Inspiring Images: Robert F. Sargent’s “Into the Jaws of Death”

photo-D-Day

New Feature

I have been mulling over a new feature on this site for a while. I wanted to feature a photographer who has inspired me every week. Many names come to mind, and I think that I have not started this yet because of the fact that I had a baby on the way. I knew that my time would be limited. Today is a great time to start though. While looking through my Facebook timeline today I saw this picture come up a lot. I immediately knew that I would start the inspirational series today.

More About The Photo

As the caption says this photo was taken on D-Day by Robert Sargent. You can hear about how chaotic D-Day was, but the pictures from the day really bring the horror of the day home. Imagine sitting in this Higgins Boat knowing that the second that the door opened you would have bullets whizzing past your face. The bravery of these men on that day is something that I could never imagine. You had to get out of the boat, and advance. The invasion occurred at low tide so you had to get to the high ground before you ended up in the ocean.

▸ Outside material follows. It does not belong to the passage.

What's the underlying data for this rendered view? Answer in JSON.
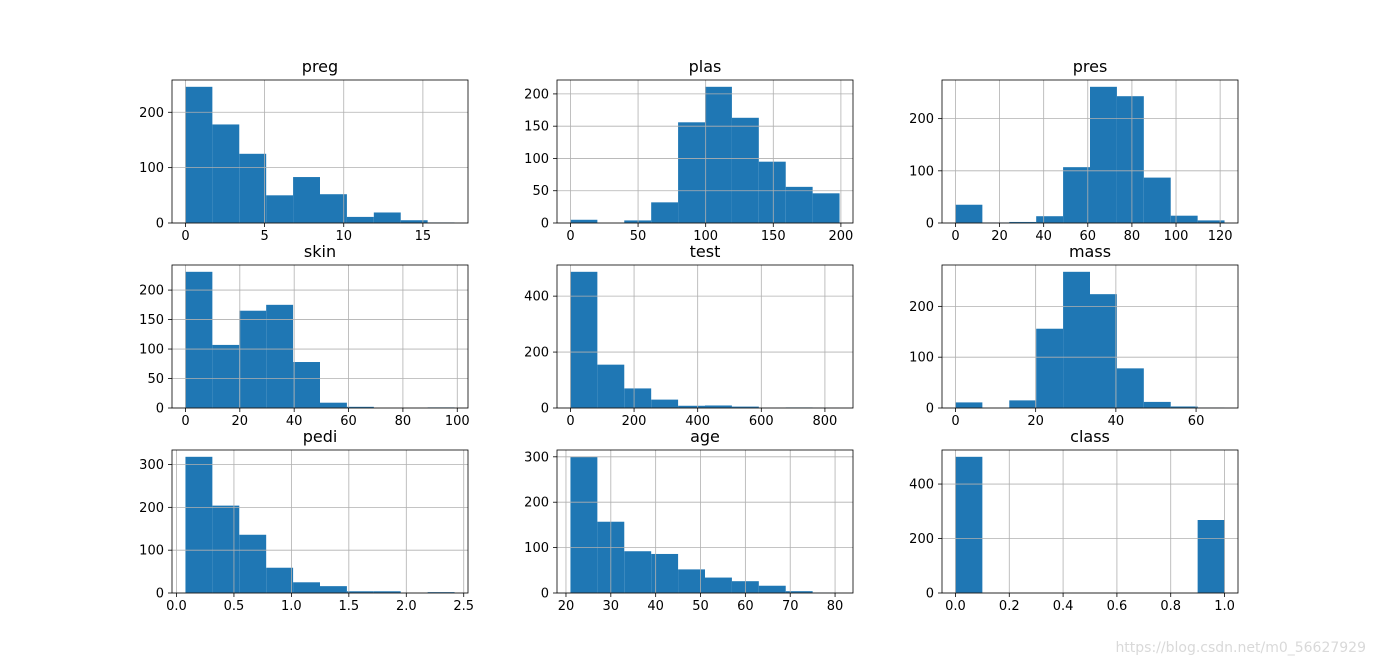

The photo is called ‘Into the Jaws of Death.’ I think that the title really does describe the picture very well. The photo gets its name from a  line in Alfred Tennyson’s poem ‘The Charge of the Light Brigade.’ One of the hardest things that I run into on this blog is to come up with a title for a photo everyday. Somedays the titles are easy, and of course sometimes I sit with the post written waiting for a title to come to me. I would bet that after being there, and living to tell about it the title was easy for Robert to come up with.

Photos like this remind us that we don’t really shoot in bad conditions. The next time I think that it is a little too cold or wet I just have to remind myself that one day in 1944 a man stood behind his camera with bullets whizzing by him, and made this wonderful picture.

7 Replies to “Inspiring Images: Robert F. Sargent’s “Into the Jaws of Death””

  1. We were on Omaha Beach several years ago and it was very sobering. Saw a Higgins boat and can’t imagine what it would have been like. My f-i-l was there and survived. So many did not.

    janet

  2. I used to work with a Robert Sargent in Summit NJ, in a camera store called Eastman’s during the 60’s, and he stated that he had been on Normandy Beach on D-Day as a photographer. Is this the same Robert Sargent referred to here?

      1. Robert – Almost certainly so! Robert F. Sargent was my grandmother’s second husband, and he lived in Summit, NJ, until his death by suicide in 1969. I don’t know very much about him, so thank you for sharing that you knew him and that he worked in a camera store. That makes me smile. Best wishes.